Unicode was never in the position to fix the past, they had to live with that.
> This is a classic "reality should adjust to the standard" type of thinking.
Not really. The Unicode standard suggests the normal/canonical forms and very well documented algorithms (including directly in source code in the Unicode committee-maintained/approved ICU libraries) to take everything seen in the wilds of reality and convert them to a normal form. It's not asking reality to adjust to the standard, it is asking developers to adjust to the algorithms for cleanly dealing with the ugly reality.
> Or let me put it this way: something like ‽ would see very little chance of being added to Unicode if it was coined today.

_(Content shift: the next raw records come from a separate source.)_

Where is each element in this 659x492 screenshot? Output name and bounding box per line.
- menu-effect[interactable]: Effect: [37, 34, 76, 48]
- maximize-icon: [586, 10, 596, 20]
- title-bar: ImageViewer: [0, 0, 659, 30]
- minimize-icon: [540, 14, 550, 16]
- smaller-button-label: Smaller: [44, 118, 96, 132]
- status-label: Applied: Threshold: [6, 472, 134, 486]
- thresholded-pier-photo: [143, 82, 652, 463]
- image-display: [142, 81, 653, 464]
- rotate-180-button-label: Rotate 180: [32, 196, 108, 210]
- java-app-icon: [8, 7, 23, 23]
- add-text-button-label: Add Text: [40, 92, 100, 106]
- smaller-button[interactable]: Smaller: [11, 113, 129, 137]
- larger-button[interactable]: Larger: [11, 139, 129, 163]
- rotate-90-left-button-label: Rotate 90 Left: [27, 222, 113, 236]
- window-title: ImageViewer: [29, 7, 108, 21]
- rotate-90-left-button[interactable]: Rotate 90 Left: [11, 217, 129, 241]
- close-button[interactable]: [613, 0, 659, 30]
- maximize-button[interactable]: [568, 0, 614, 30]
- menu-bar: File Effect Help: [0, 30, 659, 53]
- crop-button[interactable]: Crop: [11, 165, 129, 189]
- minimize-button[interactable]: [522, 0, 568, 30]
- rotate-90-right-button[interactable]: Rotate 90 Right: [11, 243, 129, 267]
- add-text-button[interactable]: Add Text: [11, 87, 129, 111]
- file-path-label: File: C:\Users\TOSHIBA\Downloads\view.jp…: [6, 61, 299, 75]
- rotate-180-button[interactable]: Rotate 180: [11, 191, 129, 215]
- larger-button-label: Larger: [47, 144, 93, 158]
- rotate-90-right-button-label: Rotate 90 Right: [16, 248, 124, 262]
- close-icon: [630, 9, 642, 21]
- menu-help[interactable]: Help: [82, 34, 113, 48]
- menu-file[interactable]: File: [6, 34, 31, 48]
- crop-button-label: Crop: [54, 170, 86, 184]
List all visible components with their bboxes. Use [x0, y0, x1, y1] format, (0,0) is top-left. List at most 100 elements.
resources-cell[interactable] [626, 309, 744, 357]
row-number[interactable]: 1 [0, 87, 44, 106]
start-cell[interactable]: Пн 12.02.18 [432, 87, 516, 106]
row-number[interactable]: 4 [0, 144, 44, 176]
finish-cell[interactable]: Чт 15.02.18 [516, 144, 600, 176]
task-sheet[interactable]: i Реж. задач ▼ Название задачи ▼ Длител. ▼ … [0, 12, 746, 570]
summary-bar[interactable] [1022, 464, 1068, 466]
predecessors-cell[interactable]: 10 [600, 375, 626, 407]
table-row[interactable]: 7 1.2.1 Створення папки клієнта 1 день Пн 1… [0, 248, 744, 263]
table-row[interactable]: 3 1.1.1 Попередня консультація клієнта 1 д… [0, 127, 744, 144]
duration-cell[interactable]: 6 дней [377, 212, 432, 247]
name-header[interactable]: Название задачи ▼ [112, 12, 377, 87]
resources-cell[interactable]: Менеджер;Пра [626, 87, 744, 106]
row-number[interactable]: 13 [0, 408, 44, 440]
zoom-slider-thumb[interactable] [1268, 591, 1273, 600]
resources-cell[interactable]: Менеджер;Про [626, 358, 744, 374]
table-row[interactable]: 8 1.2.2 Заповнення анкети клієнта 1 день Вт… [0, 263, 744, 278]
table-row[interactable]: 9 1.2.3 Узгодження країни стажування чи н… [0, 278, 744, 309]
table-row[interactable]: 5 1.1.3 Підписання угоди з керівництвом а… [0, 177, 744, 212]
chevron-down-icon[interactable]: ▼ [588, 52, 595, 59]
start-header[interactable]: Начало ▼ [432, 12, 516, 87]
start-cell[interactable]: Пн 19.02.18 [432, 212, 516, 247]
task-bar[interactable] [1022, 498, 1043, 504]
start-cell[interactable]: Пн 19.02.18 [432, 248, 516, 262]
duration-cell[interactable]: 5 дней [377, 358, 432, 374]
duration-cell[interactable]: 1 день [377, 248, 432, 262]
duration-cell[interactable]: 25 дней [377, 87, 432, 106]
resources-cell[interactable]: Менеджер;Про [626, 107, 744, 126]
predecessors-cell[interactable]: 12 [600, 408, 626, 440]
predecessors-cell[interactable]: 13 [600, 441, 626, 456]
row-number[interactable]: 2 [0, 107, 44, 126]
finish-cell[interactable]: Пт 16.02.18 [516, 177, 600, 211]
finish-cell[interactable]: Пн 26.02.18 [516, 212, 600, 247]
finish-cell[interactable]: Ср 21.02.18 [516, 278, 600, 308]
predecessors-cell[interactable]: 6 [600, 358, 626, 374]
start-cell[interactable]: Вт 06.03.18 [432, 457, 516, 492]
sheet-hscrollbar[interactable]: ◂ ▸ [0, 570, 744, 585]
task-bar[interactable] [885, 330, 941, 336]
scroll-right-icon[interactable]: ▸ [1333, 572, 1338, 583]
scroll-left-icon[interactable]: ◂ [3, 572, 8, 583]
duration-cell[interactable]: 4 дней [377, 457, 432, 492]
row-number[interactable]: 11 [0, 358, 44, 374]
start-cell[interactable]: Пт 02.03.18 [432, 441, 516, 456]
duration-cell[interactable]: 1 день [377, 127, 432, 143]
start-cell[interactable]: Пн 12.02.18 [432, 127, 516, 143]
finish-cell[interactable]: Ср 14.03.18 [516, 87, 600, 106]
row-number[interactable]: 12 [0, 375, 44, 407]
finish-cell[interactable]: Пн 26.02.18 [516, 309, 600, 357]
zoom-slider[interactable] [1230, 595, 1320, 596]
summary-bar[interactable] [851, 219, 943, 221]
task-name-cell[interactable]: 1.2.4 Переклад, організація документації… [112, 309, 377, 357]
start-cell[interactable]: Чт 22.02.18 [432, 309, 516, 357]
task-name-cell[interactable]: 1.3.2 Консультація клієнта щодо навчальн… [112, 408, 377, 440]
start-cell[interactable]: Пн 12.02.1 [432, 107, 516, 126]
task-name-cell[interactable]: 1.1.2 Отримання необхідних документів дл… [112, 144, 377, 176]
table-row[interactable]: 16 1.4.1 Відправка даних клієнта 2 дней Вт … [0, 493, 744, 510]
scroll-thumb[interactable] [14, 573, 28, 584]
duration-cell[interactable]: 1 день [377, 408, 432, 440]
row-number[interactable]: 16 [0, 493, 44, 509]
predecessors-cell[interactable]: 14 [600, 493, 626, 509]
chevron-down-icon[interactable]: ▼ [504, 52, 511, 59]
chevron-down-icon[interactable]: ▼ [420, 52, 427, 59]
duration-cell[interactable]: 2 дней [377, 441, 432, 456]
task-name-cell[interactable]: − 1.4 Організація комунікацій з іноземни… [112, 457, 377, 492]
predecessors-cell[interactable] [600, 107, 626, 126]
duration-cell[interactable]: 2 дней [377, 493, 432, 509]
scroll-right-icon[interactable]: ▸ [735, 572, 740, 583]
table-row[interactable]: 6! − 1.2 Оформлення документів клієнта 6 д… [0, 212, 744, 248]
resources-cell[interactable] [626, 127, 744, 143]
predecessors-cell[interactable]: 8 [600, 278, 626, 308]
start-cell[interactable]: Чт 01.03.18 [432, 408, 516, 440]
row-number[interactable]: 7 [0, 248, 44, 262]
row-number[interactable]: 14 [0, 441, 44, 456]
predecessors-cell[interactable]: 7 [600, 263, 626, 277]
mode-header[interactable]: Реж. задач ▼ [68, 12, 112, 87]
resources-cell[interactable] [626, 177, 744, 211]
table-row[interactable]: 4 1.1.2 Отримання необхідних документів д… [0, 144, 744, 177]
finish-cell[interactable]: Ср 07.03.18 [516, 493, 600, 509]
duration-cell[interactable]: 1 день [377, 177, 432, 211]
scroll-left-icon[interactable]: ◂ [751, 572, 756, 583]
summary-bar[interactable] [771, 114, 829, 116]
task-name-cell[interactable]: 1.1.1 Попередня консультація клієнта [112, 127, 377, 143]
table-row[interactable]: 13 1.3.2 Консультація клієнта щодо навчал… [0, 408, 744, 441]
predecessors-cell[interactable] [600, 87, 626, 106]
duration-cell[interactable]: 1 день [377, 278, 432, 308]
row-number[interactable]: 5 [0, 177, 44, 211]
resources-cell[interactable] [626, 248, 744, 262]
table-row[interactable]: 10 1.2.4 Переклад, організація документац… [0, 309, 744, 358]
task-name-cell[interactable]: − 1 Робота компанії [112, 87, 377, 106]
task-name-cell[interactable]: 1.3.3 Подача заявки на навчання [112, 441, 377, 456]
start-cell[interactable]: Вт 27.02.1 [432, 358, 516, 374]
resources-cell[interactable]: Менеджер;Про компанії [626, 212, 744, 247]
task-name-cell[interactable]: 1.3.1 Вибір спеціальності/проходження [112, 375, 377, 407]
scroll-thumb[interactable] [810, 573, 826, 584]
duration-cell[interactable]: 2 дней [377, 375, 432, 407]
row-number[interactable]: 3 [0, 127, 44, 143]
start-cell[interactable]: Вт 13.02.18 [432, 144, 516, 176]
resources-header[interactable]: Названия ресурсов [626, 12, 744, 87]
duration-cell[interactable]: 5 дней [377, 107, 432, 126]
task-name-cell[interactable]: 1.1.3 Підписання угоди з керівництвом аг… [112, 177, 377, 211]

Posted to HN several times has been the well documented proposal process from start to finish (it succeeded) of getting common and somewhat less common power symbols encoded in Unicode. It's a committee process. It certainly takes committee time. But it isn't "impossible" to navigate and is certainly higher than "little chance" if you've got the gumption to document what you want to see encoded and push the proposal through the committee process.
Certainly the Unicode committee picked up a reputation for being hard to work with in the early oughts when the consortium was still fighting the internal battles over UCS-2 being "good enough" and had concerns about opening the "Astral Plane". Now that the astral plane is open and UTF-16 exists, the committee's attitude is considered to be much better, even if its reputation hasn't yet shifted from those bad old days.
> None of this is Unicode's fault by the way, or at least not directly – this is a generic limitation of computers.
Computers do anything we program them to do and in general people find a way regardless of the restrictions and creative limitations that get programmed. I've seen MS Paint drawn symbols embedded in Word documents because the author couldn't find the symbol they needed or it didn't quite exist. It's hard to use such creative problem solving in HN's text boxes, but that from some viewpoints is just as much a creative deficiency in HN's design. It's not an "inherent" problem to computers. When it is a problem they pay us software developers to fix it. (If we need to fix it by writing a proposal to a standards committee such as the Unicode Consortium, that is in our power and one of our rights as developers. Standards don't just bind in one-direction, they also form an agreement of cooperation in the other.)